As the protestors met with unexpected and continuing police brutality, the resemblance of communication through social media veered more from the Occupy movement to the Arab Spring. When the police went after protesters with tear gas, pepper spray and water cannon, panic-stricken people grabbed their smart phones, informing each other of the locations of the police, places they could run to safely, wi-fi passwords, and applications they could download if Facebook or Twitter went down.

When the news of the detained and the injured emerged, social media was once again quick to the rescue. Legal and constitutional rights, what to do when detained, what to use to remedy the affects of pepper spray, the locations of makeshift infirmaries, and phone numbers for free legal aid were posted and reposted, shared and shared again.

A study by New York University revealed that at least 2 million tweets with protest hashtags were sent in just eight hours on May 31. Some of these tweets (along with thousands of Facebook posts) were sent in English, German, French and Spanish, cries from the protestors, and those following their ordeal with the police on social media, to make their voices heard when the traditional media opted for silence.

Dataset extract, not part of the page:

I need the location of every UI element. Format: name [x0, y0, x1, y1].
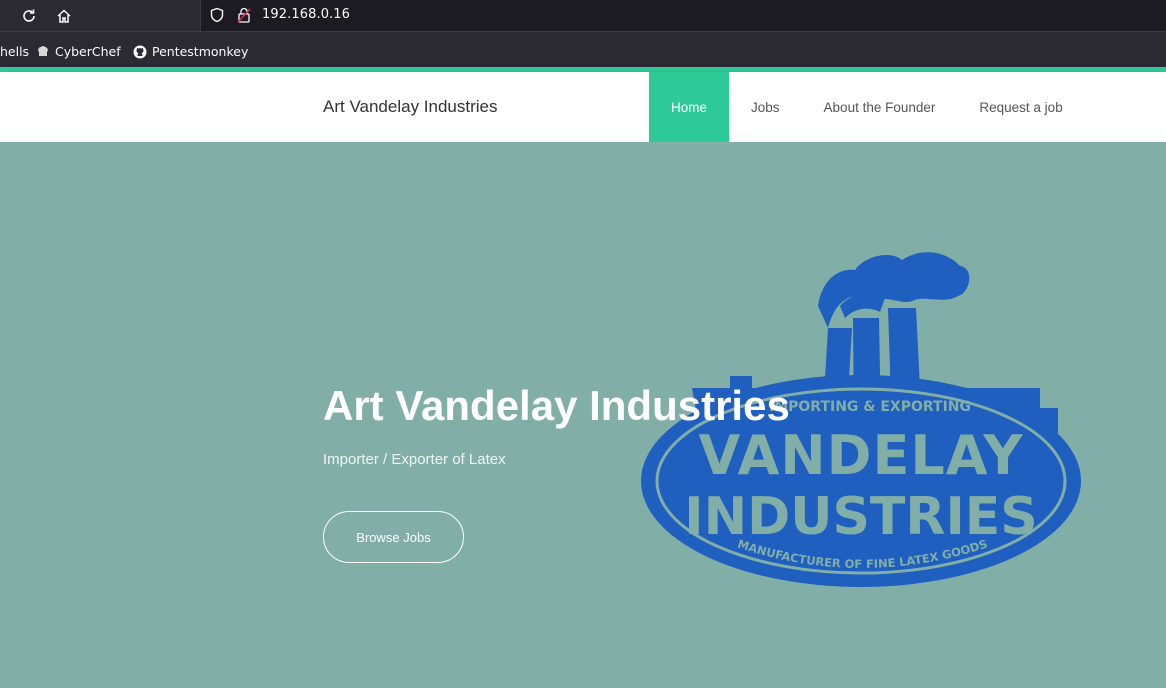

Whenever the police retreated, social media was full of messages of peace, calls for nonviolence, solidarity, reminding everyone that this was a movement of the people, not of any party nor ideology. The protesters relaying their messages across the world were mostly young people, cutting across ideologies, ethnicities and political affinities.

Young protestors savvy with social media

These young people were from a generation dismissed as apoliticized, spending (according to a research) 2.5 hours a day on the Internet. They were apparently not apolitical, but sick of decrepit political machinations, and finally had found their voices. These voices were of color, of peace, and definitely of humor.

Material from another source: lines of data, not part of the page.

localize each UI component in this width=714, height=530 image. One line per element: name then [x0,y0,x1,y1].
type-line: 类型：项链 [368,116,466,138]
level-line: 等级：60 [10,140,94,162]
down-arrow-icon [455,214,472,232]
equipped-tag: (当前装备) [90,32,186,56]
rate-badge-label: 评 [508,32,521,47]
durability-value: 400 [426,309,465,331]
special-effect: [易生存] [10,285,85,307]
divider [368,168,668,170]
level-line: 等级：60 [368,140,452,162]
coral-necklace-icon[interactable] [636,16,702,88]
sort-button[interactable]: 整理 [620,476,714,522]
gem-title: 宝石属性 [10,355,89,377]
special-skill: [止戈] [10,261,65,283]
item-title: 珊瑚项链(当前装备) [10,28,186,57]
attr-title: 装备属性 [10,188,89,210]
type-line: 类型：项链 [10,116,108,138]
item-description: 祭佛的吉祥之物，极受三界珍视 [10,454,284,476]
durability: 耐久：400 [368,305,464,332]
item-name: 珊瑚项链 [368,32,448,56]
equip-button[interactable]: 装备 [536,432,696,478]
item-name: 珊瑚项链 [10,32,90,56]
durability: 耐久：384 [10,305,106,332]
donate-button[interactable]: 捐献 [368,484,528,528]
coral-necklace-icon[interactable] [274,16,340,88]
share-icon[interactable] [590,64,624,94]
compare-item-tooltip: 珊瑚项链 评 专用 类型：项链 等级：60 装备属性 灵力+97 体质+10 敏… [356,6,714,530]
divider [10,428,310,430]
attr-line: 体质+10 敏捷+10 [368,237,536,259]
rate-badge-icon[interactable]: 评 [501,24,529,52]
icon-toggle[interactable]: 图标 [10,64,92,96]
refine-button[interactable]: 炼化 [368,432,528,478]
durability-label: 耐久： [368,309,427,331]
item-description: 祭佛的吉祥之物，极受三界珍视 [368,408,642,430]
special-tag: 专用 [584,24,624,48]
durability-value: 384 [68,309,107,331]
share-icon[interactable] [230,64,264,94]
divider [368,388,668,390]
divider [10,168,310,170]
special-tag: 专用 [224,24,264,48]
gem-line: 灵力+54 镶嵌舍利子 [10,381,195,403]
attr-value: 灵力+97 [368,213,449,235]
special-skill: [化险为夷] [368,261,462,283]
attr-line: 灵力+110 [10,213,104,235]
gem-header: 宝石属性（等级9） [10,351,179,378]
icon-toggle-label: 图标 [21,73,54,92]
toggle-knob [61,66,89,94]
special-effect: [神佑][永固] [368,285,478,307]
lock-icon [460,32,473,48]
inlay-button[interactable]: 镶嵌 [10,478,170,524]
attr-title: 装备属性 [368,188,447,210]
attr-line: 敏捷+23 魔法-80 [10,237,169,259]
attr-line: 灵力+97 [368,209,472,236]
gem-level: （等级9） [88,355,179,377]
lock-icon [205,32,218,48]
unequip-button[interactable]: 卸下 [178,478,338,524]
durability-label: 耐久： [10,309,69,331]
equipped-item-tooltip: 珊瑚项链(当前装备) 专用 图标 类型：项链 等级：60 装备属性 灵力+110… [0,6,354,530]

“The Gasfather,” read one banner, with Erdoğan’s portrait photoshopped over Marlon Brando’s face on the legendary poster of “The Godfather.” Another showed penguins marching with the headline, “Antarctica supports you,” a reference to news channel CNNTürk’s running of a documentary on penguins during the clashes.

The young protestors were mostly educated, creative, and computer savvy, taking the resistance to a more sophisticated level with not only the use of Facebook and Twitter, but of Instagram, websites of timelines and useful information, Tumblr pages of street art and graffiti, as well as dozens of live stream video coverage from the protest sites.

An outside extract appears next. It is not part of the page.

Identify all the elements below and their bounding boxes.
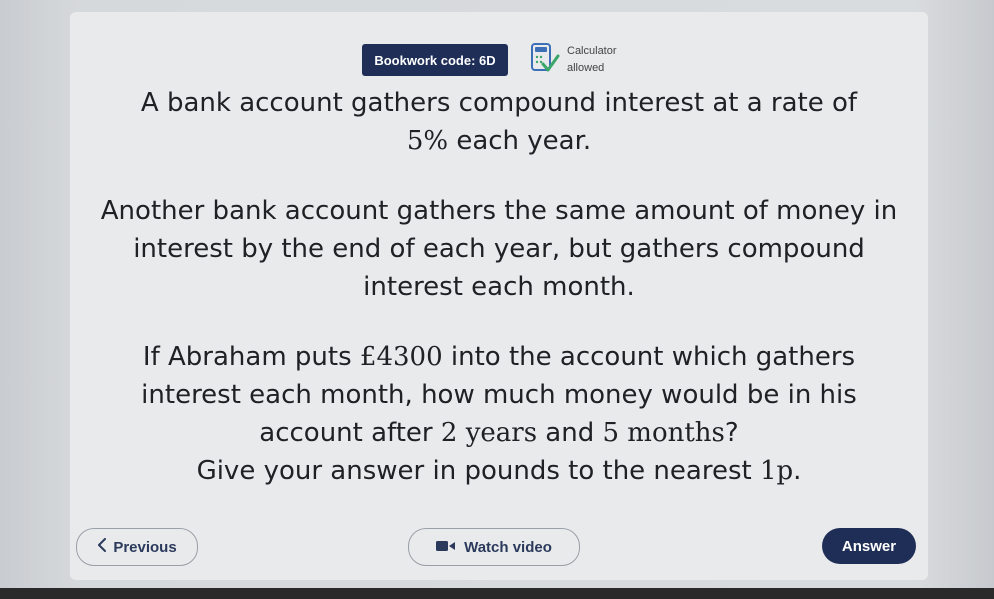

Throughout all of this, the prime minister and his acolytes from the Justice and Development Party (AKP) once again showed how out of touch they were with the new media and the predominantly younger population of Turkey they were so desperately trying to reach out to. The same prime minister who had tweeted that they could never “support the Bashar government,” nor “any government that is using brutal force on its own people,” had now turned his back on both Twitter and his own people.

While calling Twitter “a menace,” the prime minister sent the occasional tweet to his nearly 3 million followers. “You are not to be the youth who walks around the streets with pots and pans,” referring to a popular protest mechanism of the older generations from out of their windows, “But you are to be a generation who will be walking around with computers.”

The answer from the youth was quick: “I am sending this tweet from a pan.” Now we know what the depoliticized generation was doing in front of their computers for years.